In August, Caskey created a combination mural project/performance piece in which she painted murals on the sides of two condemned homes in Whitehall, then set one on fire (yes, the fire department knew this was happening and was on-site). The murals, close-ups of a woman’s face, were a way for the artist to grapple with the Supreme Court’s undoing of Roe v. Wade and what that said about agency over women’s bodies.
“This piece was very much about cause and effect, about how what you do impacts the future,” Caskey said.
But it also addressed something fundamental Caskey has always known about muraling and street art – that it’s ephemeral.
“You know this about street art, that it’s going to deteriorate and die,” Caskey said. “There was something about exercising control over that process, about burning a place down and telling a thing the old line, ‘I brought you into this world and I can take you out.’”
If you can have an impact on the future by your actions but at the same time all your work is going to fade and be lost over time, well, that’s part of how Caskey hit on the notion of empowering artists from within the art community rather than outside.

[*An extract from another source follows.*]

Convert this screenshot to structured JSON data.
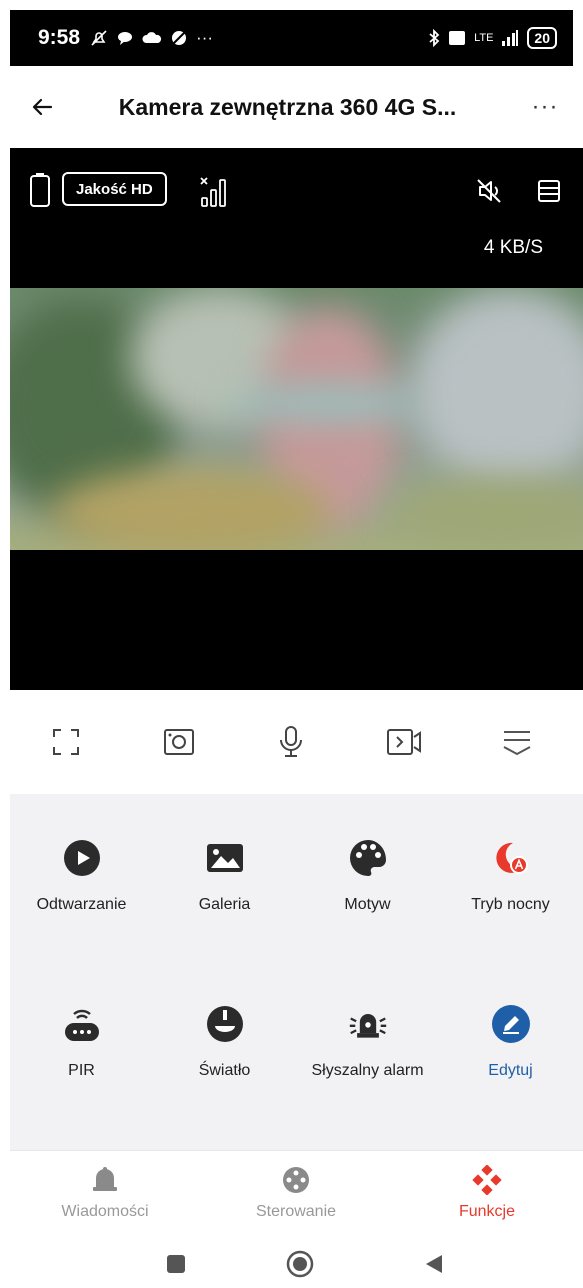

So while you’ll still see Caskey painting murals both in the city and around the world, she’s got other ideas you might have to pay a little more attention to notice. An awards show by artists for artists, an insider magazine highlighting the city’s independent artists (inspired by a publication in Denver called “Birdy,” if you can believe it) and a bail fund for graffiti artists are just a few of the things knocking around inside Caskey’s head.
“A city that paints itself loves itself, she said. “If you don’t have a thriving underground culture, you’re strangling a part of your people.”
And if her snickering and laughing is any indication, Caskey intends to remain part of that underground culture, even as her own career has taken shape.
“I could stand to spend some time being chased by cops again,” she said, with a look in her eye that suggests she’s not joking despite the laughter. “If I had never worked illegally, I would have no idea what I’m capable of.”
Ultimately, it’s about supporting and building a community both where it is and where it could go, Caskey said, a community that embraced her and encouraged her and for which she now wants to do the same.
“I’m just going to start painting shit,” she said, again laughing. “But there are so many artists in this city who are ready to create. I don’t want to be alone on a journey, and I don’t have to be.”